Monday, May 19, 2003

Take these sunken eyes and learn to see

"Mockingbirds don't do one thing but make music for us to enjoy. They don't eat up people's gardens, don't nest in corncribs, they don't do one thing but sing their hearts out for us. That's why it's a sin to kill a mockingbird." - Harper Lee

I was delighted the other day to discover that the squawking outside my bedroom window was a mockingbird. He (she?) sings this four-bar tune in four keys over and over, and I had begun to be the teensiest bit annoyed by the troubling song until it was a mockingbird. Then I fell in love.

I believe my little bird friend's song had a symbolic message for me, not just because his species is the central literary allusion in a book I adore, but because he belongs mostly to the South, and bizarre though it may be, I feel like he may have officially let me in the South for good.

Back in the day when I discovered it's most cool to hate where you live, I fell in love with the South -- or the movie and literary idea of it, at least. Most of my evidence came from Steel Magnolias and Fried Green Tomatoes, and especially To Kill a Mockingbird, and a girl trying to rent my friend an apartment in Provo, who said one of its better features was the hallway's "deep drawers" in the deepest Alabama twang. This was all very mythical and romantic, but then that's something about the South I love too: amid its sordid and proud history, there is a deep mythical presence which I've described religiously before, but it also has a whole lot to do with family and manners and land and fried food.

Here people actually remove their hats when someone mentions the name of Robert E. Lee and they call people Miss or Mr. [first name] and thank you, ma'am and sir, and if you don't say it right, you ain't got no manners or background and you might as well be a Yankee. The South defines itself by its regionalness, by the weather, and by the way you treat your neighbors, sometimes with a wary kindness that may very well be covering up a litany of gossip to come, but an absolute duty to help out nonetheless. That's all very intriguing to me, and I think my secret wish to also be a New Yorker or live in San Francisco has made me look at the whole Southern package from an outsider's clinical, bemused place. Like, aren't they charming at the Winn Dixie eating pink hot dogs and fried vegetables.

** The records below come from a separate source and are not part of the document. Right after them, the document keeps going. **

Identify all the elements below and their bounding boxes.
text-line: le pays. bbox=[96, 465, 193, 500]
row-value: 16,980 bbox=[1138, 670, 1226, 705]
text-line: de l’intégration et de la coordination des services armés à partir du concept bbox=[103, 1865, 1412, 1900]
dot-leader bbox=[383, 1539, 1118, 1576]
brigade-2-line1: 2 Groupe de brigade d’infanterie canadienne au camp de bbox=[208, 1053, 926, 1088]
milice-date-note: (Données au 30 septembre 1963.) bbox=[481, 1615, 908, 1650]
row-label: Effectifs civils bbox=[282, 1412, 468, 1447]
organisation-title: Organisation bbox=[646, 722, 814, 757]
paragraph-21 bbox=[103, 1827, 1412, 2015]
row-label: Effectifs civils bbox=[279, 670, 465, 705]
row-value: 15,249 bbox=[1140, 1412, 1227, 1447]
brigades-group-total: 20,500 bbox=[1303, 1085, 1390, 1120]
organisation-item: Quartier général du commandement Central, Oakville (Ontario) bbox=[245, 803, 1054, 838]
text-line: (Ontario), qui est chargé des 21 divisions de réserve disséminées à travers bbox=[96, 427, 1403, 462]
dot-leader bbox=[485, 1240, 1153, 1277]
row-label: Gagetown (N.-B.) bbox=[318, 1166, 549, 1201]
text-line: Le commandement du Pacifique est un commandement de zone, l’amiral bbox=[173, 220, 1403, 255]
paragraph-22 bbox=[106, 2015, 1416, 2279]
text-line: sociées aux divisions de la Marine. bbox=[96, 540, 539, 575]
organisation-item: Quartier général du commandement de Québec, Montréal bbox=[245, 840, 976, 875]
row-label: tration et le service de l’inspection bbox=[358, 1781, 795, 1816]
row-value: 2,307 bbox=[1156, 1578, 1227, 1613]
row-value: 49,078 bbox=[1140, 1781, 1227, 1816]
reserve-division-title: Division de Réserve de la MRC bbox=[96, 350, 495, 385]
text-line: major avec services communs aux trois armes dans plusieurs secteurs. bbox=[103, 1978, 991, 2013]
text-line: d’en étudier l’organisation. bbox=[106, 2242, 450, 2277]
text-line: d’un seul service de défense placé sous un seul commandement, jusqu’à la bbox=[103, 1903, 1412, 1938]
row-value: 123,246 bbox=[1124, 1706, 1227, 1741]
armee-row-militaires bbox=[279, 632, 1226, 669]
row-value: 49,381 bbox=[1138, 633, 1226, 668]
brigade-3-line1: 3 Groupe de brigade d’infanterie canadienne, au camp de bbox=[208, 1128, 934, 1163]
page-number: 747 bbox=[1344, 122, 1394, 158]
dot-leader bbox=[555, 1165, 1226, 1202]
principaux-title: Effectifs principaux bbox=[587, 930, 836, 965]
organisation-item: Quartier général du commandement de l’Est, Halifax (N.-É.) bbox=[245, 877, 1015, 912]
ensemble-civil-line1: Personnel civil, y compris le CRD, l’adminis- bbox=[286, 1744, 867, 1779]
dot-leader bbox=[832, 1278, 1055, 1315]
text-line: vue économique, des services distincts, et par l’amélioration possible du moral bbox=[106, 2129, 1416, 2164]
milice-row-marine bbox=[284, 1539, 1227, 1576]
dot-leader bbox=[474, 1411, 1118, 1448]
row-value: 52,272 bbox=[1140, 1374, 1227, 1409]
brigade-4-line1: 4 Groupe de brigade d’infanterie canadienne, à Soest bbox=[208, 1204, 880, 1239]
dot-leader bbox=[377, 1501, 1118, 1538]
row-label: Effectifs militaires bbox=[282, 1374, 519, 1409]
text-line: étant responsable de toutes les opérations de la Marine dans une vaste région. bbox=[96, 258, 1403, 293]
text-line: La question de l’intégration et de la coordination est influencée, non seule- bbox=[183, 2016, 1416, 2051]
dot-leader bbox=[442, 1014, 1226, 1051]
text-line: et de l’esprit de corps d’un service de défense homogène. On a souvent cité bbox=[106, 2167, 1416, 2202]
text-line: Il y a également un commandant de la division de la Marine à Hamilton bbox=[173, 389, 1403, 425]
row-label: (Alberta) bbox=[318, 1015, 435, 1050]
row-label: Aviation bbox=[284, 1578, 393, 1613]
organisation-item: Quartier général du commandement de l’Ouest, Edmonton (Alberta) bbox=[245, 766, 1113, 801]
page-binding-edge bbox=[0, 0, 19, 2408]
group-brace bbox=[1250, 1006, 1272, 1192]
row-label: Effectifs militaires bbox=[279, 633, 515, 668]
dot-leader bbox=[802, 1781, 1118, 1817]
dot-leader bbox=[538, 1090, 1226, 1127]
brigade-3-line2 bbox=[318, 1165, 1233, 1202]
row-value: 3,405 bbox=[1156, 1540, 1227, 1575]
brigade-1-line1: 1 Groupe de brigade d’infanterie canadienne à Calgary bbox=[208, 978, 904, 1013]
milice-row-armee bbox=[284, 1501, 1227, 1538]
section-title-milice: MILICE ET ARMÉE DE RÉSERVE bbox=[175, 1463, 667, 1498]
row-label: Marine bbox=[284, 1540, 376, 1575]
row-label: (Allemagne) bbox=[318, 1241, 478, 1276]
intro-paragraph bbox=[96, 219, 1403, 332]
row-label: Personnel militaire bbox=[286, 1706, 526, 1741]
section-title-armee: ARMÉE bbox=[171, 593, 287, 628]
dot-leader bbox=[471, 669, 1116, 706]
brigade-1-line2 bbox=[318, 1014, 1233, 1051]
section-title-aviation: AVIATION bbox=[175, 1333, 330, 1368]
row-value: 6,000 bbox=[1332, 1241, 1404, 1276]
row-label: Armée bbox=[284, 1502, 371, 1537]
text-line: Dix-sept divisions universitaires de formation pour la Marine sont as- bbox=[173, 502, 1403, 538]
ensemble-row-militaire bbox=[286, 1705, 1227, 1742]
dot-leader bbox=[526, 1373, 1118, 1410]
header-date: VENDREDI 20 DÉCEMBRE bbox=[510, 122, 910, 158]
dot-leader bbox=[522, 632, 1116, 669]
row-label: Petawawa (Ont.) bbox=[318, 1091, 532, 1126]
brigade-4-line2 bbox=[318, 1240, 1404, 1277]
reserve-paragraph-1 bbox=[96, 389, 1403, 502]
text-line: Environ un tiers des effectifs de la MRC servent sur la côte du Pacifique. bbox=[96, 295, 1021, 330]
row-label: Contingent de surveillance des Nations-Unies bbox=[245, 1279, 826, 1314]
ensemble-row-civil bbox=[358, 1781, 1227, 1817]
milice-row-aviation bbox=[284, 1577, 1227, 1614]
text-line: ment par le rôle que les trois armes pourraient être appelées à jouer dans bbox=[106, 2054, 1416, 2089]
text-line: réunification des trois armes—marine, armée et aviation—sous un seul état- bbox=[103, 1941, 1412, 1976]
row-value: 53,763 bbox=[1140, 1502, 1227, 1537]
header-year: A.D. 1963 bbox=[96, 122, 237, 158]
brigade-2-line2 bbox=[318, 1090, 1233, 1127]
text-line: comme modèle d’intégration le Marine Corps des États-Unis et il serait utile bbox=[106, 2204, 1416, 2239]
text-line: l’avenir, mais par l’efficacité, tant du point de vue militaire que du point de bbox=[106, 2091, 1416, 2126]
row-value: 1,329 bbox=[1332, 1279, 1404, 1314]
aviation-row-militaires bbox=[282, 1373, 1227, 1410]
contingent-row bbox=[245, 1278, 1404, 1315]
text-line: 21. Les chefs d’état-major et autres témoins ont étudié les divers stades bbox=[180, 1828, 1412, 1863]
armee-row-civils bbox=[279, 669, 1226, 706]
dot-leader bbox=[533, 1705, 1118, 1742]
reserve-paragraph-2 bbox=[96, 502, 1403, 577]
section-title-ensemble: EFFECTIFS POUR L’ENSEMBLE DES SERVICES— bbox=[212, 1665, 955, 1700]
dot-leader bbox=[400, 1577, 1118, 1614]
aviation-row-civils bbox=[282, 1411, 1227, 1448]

But I like to think it's possible that Mr. Mockingbird let me in. I'm not sure it's very realistic, given my propensity for loving incorporated towns and calling the states of my past by their rightful names rather than the reductive "out west." Also, I'm just not born and bred, though I like to imagine you can retain your Western or Yankee roots (the former is probably more possible) and be a Southerner by adoption. That's what I thought I heard the mockingbird say, though he could have been singing out of pity for my wandering self.